Koo Chin Nam & Co.

First Synthetic Organism Created

Dear Reader,

Meet Mycoplasma mycoides JCVI-syn1.0. Also known as “Synthia”.

In May 2010, Wall Street Journal reported that scientists at the J Craig Venter Institute had created the first synthetic organism. (Ref: WSJ, 21st May 2010. Scientists Create Synthetic Organism.) Here is an excerpt.

Heralding a potential new era in biology, scientists for the first time have created a synthetic cell, completely controlled by man-made genetic instructions, researchers at the private J. Craig Venter Institute announced Thursday.

“We call it the first synthetic cell,” said genomics pioneer Craig Venter, who oversaw the project. “These are very much real cells.”

Created at a cost of $40 million, this experimental one-cell organism, which can reproduce, opens the way to the manipulation of life on a previously unattainable scale, several researchers and ethics experts said. Scientists have been altering DNA piecemeal for a generation, producing a menagerie of genetically engineered plants and animals. But the ability to craft an entire organism offers a new power over life, they said.

Its genome is entirely synthetic. It has vast commercial potential. However, moral issues of “Playing God” have always plagued society, as early as the cloning case of Dolly the Sheep. There is no doubt that Dr Venter knows the “moral and ethical debates about whether it is right to manipulate life forms—which arose with the advent of cloning, stem-cell technology and genetic engineering”. (Ref: ibid.)
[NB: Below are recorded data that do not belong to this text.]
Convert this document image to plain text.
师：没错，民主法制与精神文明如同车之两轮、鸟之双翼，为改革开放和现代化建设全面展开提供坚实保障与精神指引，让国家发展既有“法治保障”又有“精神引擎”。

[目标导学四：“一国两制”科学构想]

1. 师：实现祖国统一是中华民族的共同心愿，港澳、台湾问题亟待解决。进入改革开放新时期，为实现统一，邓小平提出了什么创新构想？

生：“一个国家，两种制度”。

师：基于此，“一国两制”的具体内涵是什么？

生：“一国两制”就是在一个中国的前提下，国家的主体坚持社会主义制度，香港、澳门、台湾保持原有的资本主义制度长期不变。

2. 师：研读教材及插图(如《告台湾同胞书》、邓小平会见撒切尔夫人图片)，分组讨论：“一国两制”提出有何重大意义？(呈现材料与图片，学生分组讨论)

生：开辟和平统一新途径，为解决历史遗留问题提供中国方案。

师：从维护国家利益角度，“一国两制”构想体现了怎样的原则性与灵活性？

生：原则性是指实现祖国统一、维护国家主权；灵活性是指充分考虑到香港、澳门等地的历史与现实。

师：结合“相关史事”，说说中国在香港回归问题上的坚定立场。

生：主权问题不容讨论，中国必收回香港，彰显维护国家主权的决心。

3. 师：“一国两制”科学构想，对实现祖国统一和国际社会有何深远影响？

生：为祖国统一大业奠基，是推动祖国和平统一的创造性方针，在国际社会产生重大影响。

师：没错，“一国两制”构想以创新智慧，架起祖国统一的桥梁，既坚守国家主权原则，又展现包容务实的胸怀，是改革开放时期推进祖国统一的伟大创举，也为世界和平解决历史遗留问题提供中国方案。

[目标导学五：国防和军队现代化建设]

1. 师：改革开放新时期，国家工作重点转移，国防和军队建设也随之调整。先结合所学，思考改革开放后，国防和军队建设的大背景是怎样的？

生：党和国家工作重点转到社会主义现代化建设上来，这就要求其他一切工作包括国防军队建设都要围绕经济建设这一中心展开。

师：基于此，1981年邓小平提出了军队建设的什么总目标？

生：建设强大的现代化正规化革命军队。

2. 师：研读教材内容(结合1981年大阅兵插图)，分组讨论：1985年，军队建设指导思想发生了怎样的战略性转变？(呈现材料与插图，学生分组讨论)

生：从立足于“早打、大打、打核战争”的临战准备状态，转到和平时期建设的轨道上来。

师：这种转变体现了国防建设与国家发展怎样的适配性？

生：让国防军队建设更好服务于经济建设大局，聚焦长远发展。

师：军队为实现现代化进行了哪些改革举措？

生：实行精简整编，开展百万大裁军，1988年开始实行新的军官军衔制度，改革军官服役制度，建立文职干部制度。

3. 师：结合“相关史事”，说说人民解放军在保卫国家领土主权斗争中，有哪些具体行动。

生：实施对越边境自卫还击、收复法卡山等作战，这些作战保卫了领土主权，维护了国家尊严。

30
Dr Venter intends to patent the experimental synthetic life form on the basis that “They are pretty clearly human inventions”. The WSJ article clearly states how the synthetic lifeform was created:

To make the synthetic cell, a team of 25 researchers at labs in Rockville, Md., and San Diego, led by bioengineer Daniel Gibson and Mr. Venter, essentially turned computer code into a new life form. They started with a species of bacteria called Mycoplasma capricolum and, by replacing its genome with one they wrote themselves, turned it into a customized variant of a second existing species, called Mycoplasma mycoides, they reported.

To begin, they wrote out the creature’s entire genetic code as a digital computer file, documenting more than one million base pairs of DNA in a biochemical alphabet of adenine, cytosine, guanine and thymine. They edited that file, adding new code, and then sent that electronic data to a DNA sequencing company called Blue Heron Bio in Bothell, Wash., where it was transformed into hundreds of small pieces of chemical DNA, they reported.

To assemble the strips of DNA, the researchers said they took advantage of the natural capacities of yeast and other bacteria to meld genes and chromosomes in order to stitch those short sequences into ever-longer fragments until they had assembled the complete genome, as the entire set of an organism’s genetic instructions is called.

They transplanted that master set of genes into an emptied cell, where it converted the cell into a different species.

(Ref: ibid.)

I just can’t help but be reminded of the Little Shop of Horrors and The Attack of the Killer Tomatoes.